We don’t just need crown corporations, however, we need workers to have more democratic power in the economy.

Labour relations reforms are needed at the provincial and federal levels to make unionization easier (e.g. card-check legislation) and breaking unions harder (e.g. anti-scab legislation). One of the best predictors of a low level of income inequality in a given society is a high rate of unionization.

Co-operatives, too, are likely to have a redistributive outcome due to the fact that their one member, one vote principle, evens the playing field. Studies have shown that cooperative businesses last longer, are more stable, and are more likely to protect the environment. An easy way to boost cooperative businesses would be to bring back a more robust version of the Cooperative Development Initiative, which provided startup funding to co-ops. A more radical step could be something like the Swedish Meidner Plan, a policy that turned excessive profits of corporations into worker-owned shares in the company. Other steps could include tax credits and subsidies for co-ops, or even a Ministry of Co-operative Development (something that was established in the CCF’s Saskatchewan in 1944).

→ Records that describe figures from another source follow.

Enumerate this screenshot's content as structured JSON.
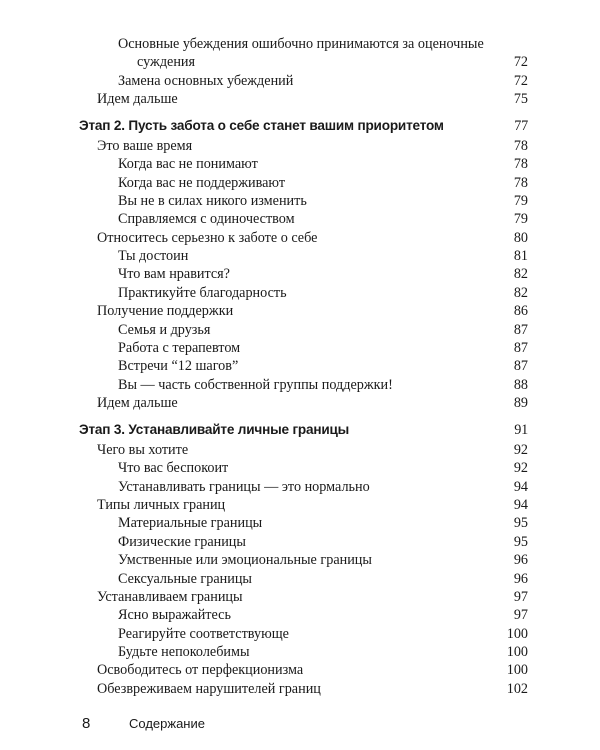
{
  "entries": [
    {
      "level": 2,
      "text": "Основные убеждения ошибочно принимаются за оценочные",
      "page": ""
    },
    {
      "level": "cont",
      "text": "суждения",
      "page": "72"
    },
    {
      "level": 2,
      "text": "Замена основных убеждений",
      "page": "72"
    },
    {
      "level": 1,
      "text": "Идем дальше",
      "page": "75"
    },
    {
      "level": 0,
      "text": "Этап 2. Пусть забота о себе станет вашим приоритетом",
      "page": "77"
    },
    {
      "level": 1,
      "text": "Это ваше время",
      "page": "78"
    },
    {
      "level": 2,
      "text": "Когда вас не понимают",
      "page": "78"
    },
    {
      "level": 2,
      "text": "Когда вас не поддерживают",
      "page": "78"
    },
    {
      "level": 2,
      "text": "Вы не в силах никого изменить",
      "page": "79"
    },
    {
      "level": 2,
      "text": "Справляемся с одиночеством",
      "page": "79"
    },
    {
      "level": 1,
      "text": "Относитесь серьезно к заботе о себе",
      "page": "80"
    },
    {
      "level": 2,
      "text": "Ты достоин",
      "page": "81"
    },
    {
      "level": 2,
      "text": "Что вам нравится?",
      "page": "82"
    },
    {
      "level": 2,
      "text": "Практикуйте благодарность",
      "page": "82"
    },
    {
      "level": 1,
      "text": "Получение поддержки",
      "page": "86"
    },
    {
      "level": 2,
      "text": "Семья и друзья",
      "page": "87"
    },
    {
      "level": 2,
      "text": "Работа с терапевтом",
      "page": "87"
    },
    {
      "level": 2,
      "text": "Встречи “12 шагов”",
      "page": "87"
    },
    {
      "level": 2,
      "text": "Вы — часть собственной группы поддержки!",
      "page": "88"
    },
    {
      "level": 1,
      "text": "Идем дальше",
      "page": "89"
    },
    {
      "level": 0,
      "text": "Этап 3. Устанавливайте личные границы",
      "page": "91"
    },
    {
      "level": 1,
      "text": "Чего вы хотите",
      "page": "92"
    },
    {
      "level": 2,
      "text": "Что вас беспокоит",
      "page": "92"
    },
    {
      "level": 2,
      "text": "Устанавливать границы — это нормально",
      "page": "94"
    },
    {
      "level": 1,
      "text": "Типы личных границ",
      "page": "94"
    },
    {
      "level": 2,
      "text": "Материальные границы",
      "page": "95"
    },
    {
      "level": 2,
      "text": "Физические границы",
      "page": "95"
    },
    {
      "level": 2,
      "text": "Умственные или эмоциональные границы",
      "page": "96"
    },
    {
      "level": 2,
      "text": "Сексуальные границы",
      "page": "96"
    },
    {
      "level": 1,
      "text": "Устанавливаем границы",
      "page": "97"
    },
    {
      "level": 2,
      "text": "Ясно выражайтесь",
      "page": "97"
    },
    {
      "level": 2,
      "text": "Реагируйте соответствующе",
      "page": "100"
    },
    {
      "level": 2,
      "text": "Будьте непоколебимы",
      "page": "100"
    },
    {
      "level": 1,
      "text": "Освободитесь от перфекционизма",
      "page": "100"
    },
    {
      "level": 1,
      "text": "Обезвреживаем нарушителей границ",
      "page": "102"
    }
  ],
  "footer": {
    "page_number": "8",
    "section": "Содержание"
  }
}
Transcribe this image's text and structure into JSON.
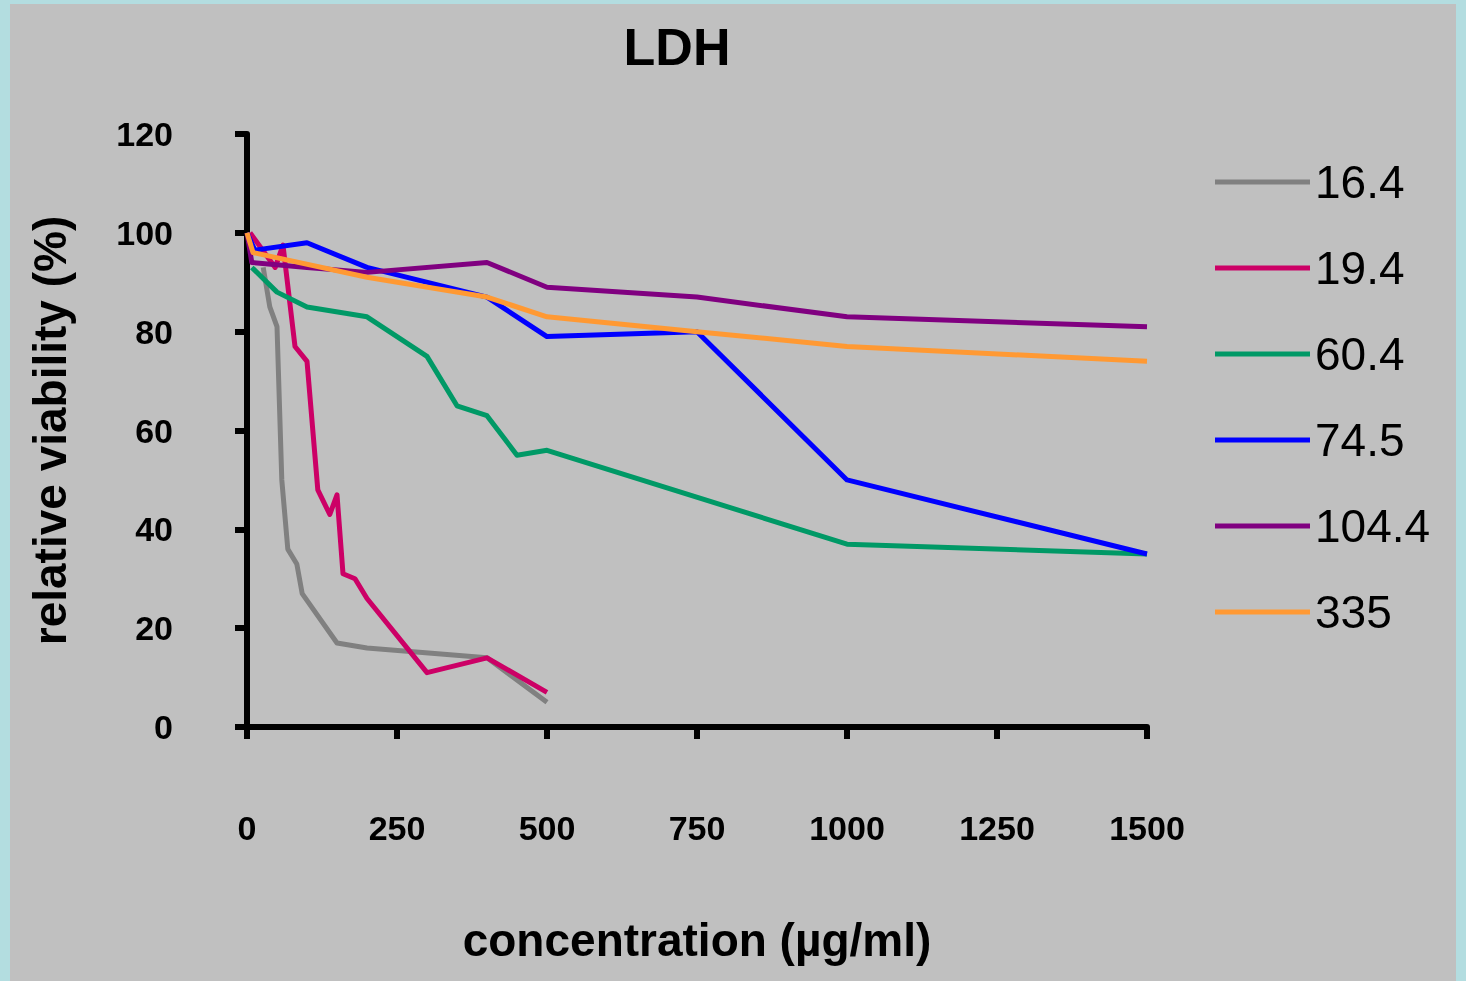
{
  "chart_data": {
    "type": "line",
    "title": "LDH",
    "xlabel": "concentration (µg/ml)",
    "ylabel": "relative viability (%)",
    "xlim": [
      0,
      1500
    ],
    "xticks": [
      0,
      250,
      500,
      750,
      1000,
      1250,
      1500
    ],
    "ylim": [
      0,
      120
    ],
    "yticks": [
      0,
      20,
      40,
      60,
      80,
      100,
      120
    ],
    "grid": false,
    "legend": "top right",
    "series": [
      {
        "name": "16.4",
        "color": "#808080",
        "x": [
          27,
          38,
          50,
          58,
          68,
          83,
          92,
          150,
          200,
          400,
          500
        ],
        "values": [
          93,
          85,
          81,
          50,
          36,
          33,
          27,
          17,
          16,
          14,
          5
        ]
      },
      {
        "name": "19.4",
        "color": "#cc0066",
        "x": [
          5,
          47,
          60,
          80,
          100,
          118,
          138,
          150,
          160,
          180,
          200,
          300,
          400,
          500
        ],
        "values": [
          100,
          93,
          97.5,
          77,
          74,
          48,
          43,
          47,
          31,
          30,
          26,
          11,
          14,
          7
        ]
      },
      {
        "name": "60.4",
        "color": "#009966",
        "x": [
          8,
          50,
          100,
          200,
          300,
          350,
          400,
          450,
          500,
          1000,
          1500
        ],
        "values": [
          93,
          88,
          85,
          83,
          75,
          65,
          63,
          55,
          56,
          37,
          35
        ]
      },
      {
        "name": "74.5",
        "color": "#0000ff",
        "x": [
          0,
          13,
          100,
          200,
          400,
          500,
          750,
          1000,
          1500
        ],
        "values": [
          100,
          96.5,
          98,
          93,
          87,
          79,
          80,
          50,
          35
        ]
      },
      {
        "name": "104.4",
        "color": "#800080",
        "x": [
          0,
          8,
          100,
          200,
          400,
          500,
          750,
          1000,
          1500
        ],
        "values": [
          100,
          94,
          93,
          92,
          94,
          89,
          87,
          83,
          81
        ]
      },
      {
        "name": "335",
        "color": "#ff9933",
        "x": [
          0,
          10,
          200,
          400,
          500,
          750,
          1000,
          1500
        ],
        "values": [
          100,
          96,
          91,
          87,
          83,
          80,
          77,
          74
        ]
      }
    ]
  }
}
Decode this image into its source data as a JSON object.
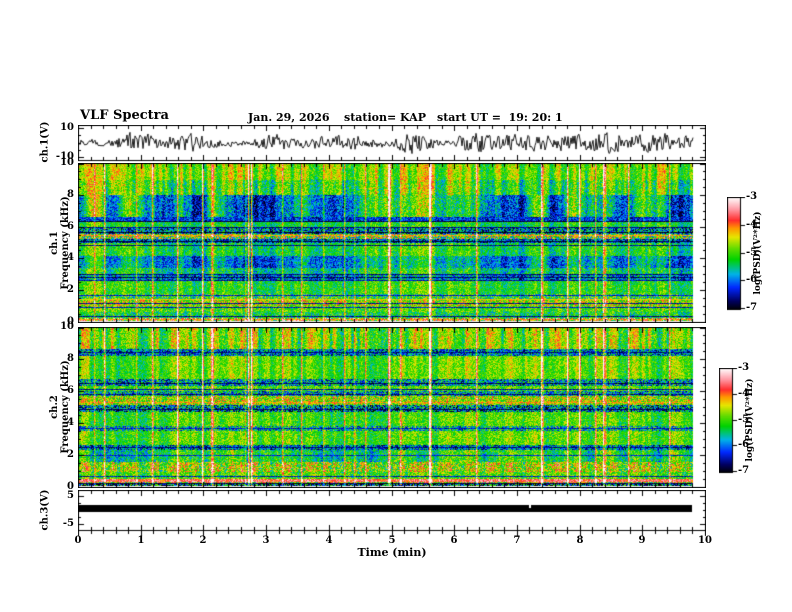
{
  "header": {
    "title": "VLF Spectra",
    "date": "Jan. 29, 2026",
    "station": "station= KAP",
    "start_ut": "start UT =  19: 20: 1"
  },
  "axes": {
    "xlabel": "Time (min)",
    "xticks": [
      0,
      1,
      2,
      3,
      4,
      5,
      6,
      7,
      8,
      9,
      10
    ],
    "x_minor_step_min": 0.2
  },
  "colormap": {
    "range": [
      -7,
      -3
    ],
    "stops": [
      [
        0,
        "#000000"
      ],
      [
        0.08,
        "#000060"
      ],
      [
        0.2,
        "#0028ff"
      ],
      [
        0.32,
        "#00b4e6"
      ],
      [
        0.45,
        "#00d200"
      ],
      [
        0.55,
        "#64dc00"
      ],
      [
        0.65,
        "#e6e600"
      ],
      [
        0.73,
        "#ff9600"
      ],
      [
        0.8,
        "#ff2d2d"
      ],
      [
        0.9,
        "#ff9ba6"
      ],
      [
        1,
        "#fffafa"
      ]
    ]
  },
  "chart_data": [
    {
      "panel": "ch1-waveform",
      "type": "line",
      "ylabel": "ch.1(V)",
      "ylim": [
        -10,
        10
      ],
      "yticks": [
        10,
        -10
      ],
      "x_range_min": [
        0,
        10
      ],
      "signal": {
        "kind": "broadband-noise",
        "typ_amplitude_V": 5,
        "duration_min": 9.8
      }
    },
    {
      "panel": "ch1-spectrogram",
      "type": "heatmap",
      "ylabel_lines": [
        "ch.1",
        "Frequency (kHz)"
      ],
      "ylim": [
        0,
        10
      ],
      "yticks": [
        0,
        2,
        4,
        6,
        8,
        10
      ],
      "duration_min": 9.8,
      "colorbar": {
        "label": "log(PSD)(V²*Hz)",
        "ticks": [
          -3,
          -4,
          -5,
          -6,
          -7
        ],
        "range": [
          -7,
          -3
        ]
      },
      "bands": [
        [
          9.0,
          10.0,
          -4.75,
          0.45,
          0.85,
          0.0
        ],
        [
          8.0,
          9.0,
          -4.95,
          0.55,
          0.95,
          0.2
        ],
        [
          6.6,
          8.0,
          -5.35,
          0.6,
          0.5,
          0.9
        ],
        [
          6.28,
          6.6,
          -6.2,
          0.5,
          0.2,
          0.0
        ],
        [
          5.95,
          6.28,
          -5.15,
          0.5,
          0.3,
          0.2
        ],
        [
          5.55,
          5.95,
          -5.9,
          1.1,
          0.2,
          0.0
        ],
        [
          5.25,
          5.55,
          -4.8,
          1.3,
          0.2,
          0.0
        ],
        [
          4.95,
          5.25,
          -6.1,
          0.9,
          0.2,
          0.0
        ],
        [
          4.15,
          4.95,
          -5.1,
          0.5,
          0.45,
          0.3
        ],
        [
          3.35,
          4.15,
          -5.65,
          0.55,
          0.4,
          0.5
        ],
        [
          2.95,
          3.35,
          -5.25,
          0.6,
          0.4,
          0.3
        ],
        [
          2.55,
          2.95,
          -5.8,
          0.75,
          0.3,
          0.3
        ],
        [
          1.75,
          2.55,
          -5.05,
          0.5,
          0.4,
          0.2
        ],
        [
          1.35,
          1.75,
          -5.15,
          0.85,
          0.3,
          0.0
        ],
        [
          0.95,
          1.35,
          -4.6,
          0.8,
          0.3,
          0.0
        ],
        [
          0.55,
          0.95,
          -4.95,
          0.6,
          0.3,
          0.0
        ],
        [
          0.22,
          0.55,
          -5.25,
          0.65,
          0.3,
          0.0
        ],
        [
          0.0,
          0.22,
          -4.35,
          1.4,
          0.1,
          0.0
        ]
      ],
      "lines": [
        [
          6.4,
          -6.8
        ],
        [
          6.0,
          -6.6
        ],
        [
          5.7,
          -6.9
        ],
        [
          5.45,
          -4.15
        ],
        [
          5.1,
          -6.8
        ],
        [
          4.85,
          -6.6
        ],
        [
          3.0,
          -6.6
        ],
        [
          2.8,
          -6.7
        ],
        [
          2.6,
          -6.5
        ],
        [
          1.65,
          -6.4
        ],
        [
          1.4,
          -4.3
        ],
        [
          1.15,
          -6.5
        ],
        [
          0.9,
          -6.4
        ],
        [
          0.35,
          -6.6
        ],
        [
          0.12,
          -4.1
        ]
      ]
    },
    {
      "panel": "ch2-spectrogram",
      "type": "heatmap",
      "ylabel_lines": [
        "ch.2",
        "Frequency (kHz)"
      ],
      "ylim": [
        0,
        10
      ],
      "yticks": [
        0,
        2,
        4,
        6,
        8,
        10
      ],
      "duration_min": 9.8,
      "colorbar": {
        "label": "log(PSD)(V²*Hz)",
        "ticks": [
          -3,
          -4,
          -5,
          -6,
          -7
        ],
        "range": [
          -7,
          -3
        ]
      },
      "bands": [
        [
          8.65,
          10.0,
          -4.8,
          0.55,
          0.95,
          0.0
        ],
        [
          8.25,
          8.65,
          -5.9,
          0.9,
          0.3,
          0.0
        ],
        [
          6.75,
          8.25,
          -4.85,
          0.45,
          0.5,
          0.25
        ],
        [
          6.35,
          6.75,
          -5.75,
          1.0,
          0.3,
          0.0
        ],
        [
          6.0,
          6.35,
          -4.95,
          0.6,
          0.3,
          0.0
        ],
        [
          5.7,
          6.0,
          -5.7,
          1.0,
          0.25,
          0.0
        ],
        [
          5.1,
          5.7,
          -4.65,
          0.85,
          0.3,
          0.0
        ],
        [
          4.7,
          5.1,
          -5.9,
          1.15,
          0.25,
          0.0
        ],
        [
          3.8,
          4.7,
          -4.95,
          0.5,
          0.4,
          0.2
        ],
        [
          3.5,
          3.8,
          -5.55,
          1.0,
          0.3,
          0.0
        ],
        [
          2.6,
          3.5,
          -4.9,
          0.5,
          0.4,
          0.2
        ],
        [
          2.3,
          2.6,
          -5.95,
          0.9,
          0.3,
          0.0
        ],
        [
          1.5,
          2.3,
          -5.15,
          0.6,
          0.4,
          0.45
        ],
        [
          0.9,
          1.5,
          -4.65,
          0.85,
          0.75,
          0.0
        ],
        [
          0.45,
          0.9,
          -4.95,
          0.6,
          0.4,
          0.0
        ],
        [
          0.25,
          0.45,
          -3.65,
          0.45,
          0.2,
          0.0
        ],
        [
          0.1,
          0.25,
          -4.6,
          1.2,
          0.2,
          0.0
        ],
        [
          0.0,
          0.1,
          -6.1,
          1.5,
          0.1,
          0.0
        ]
      ],
      "lines": [
        [
          8.45,
          -6.6
        ],
        [
          6.55,
          -6.7
        ],
        [
          6.15,
          -6.5
        ],
        [
          5.85,
          -6.6
        ],
        [
          5.3,
          -4.1
        ],
        [
          4.9,
          -6.7
        ],
        [
          3.65,
          -6.4
        ],
        [
          2.45,
          -6.6
        ],
        [
          1.95,
          -6.3
        ],
        [
          0.65,
          -6.4
        ],
        [
          0.18,
          -6.8
        ]
      ]
    },
    {
      "panel": "ch3-level",
      "type": "line",
      "ylabel": "ch.3(V)",
      "ylim": [
        -5,
        5
      ],
      "yticks": [
        5,
        -5
      ],
      "bar": {
        "x_from_min": 0,
        "x_to_min": 9.8,
        "v_top": 1.8,
        "v_bottom": -0.55,
        "gap_min": 7.2
      }
    }
  ]
}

An NDP government could also strive towards the implementation of various other policies, such as a debt jubilee, a basic income, a reduced work week, a guaranteed employment policy, quantitative easing for the people, and other measures that would see a redistribution of wealth in our society and a shift in the balance of social forces. Greater material equality should amount to greater freedom: a greater ability to control the direction of our life’s activities.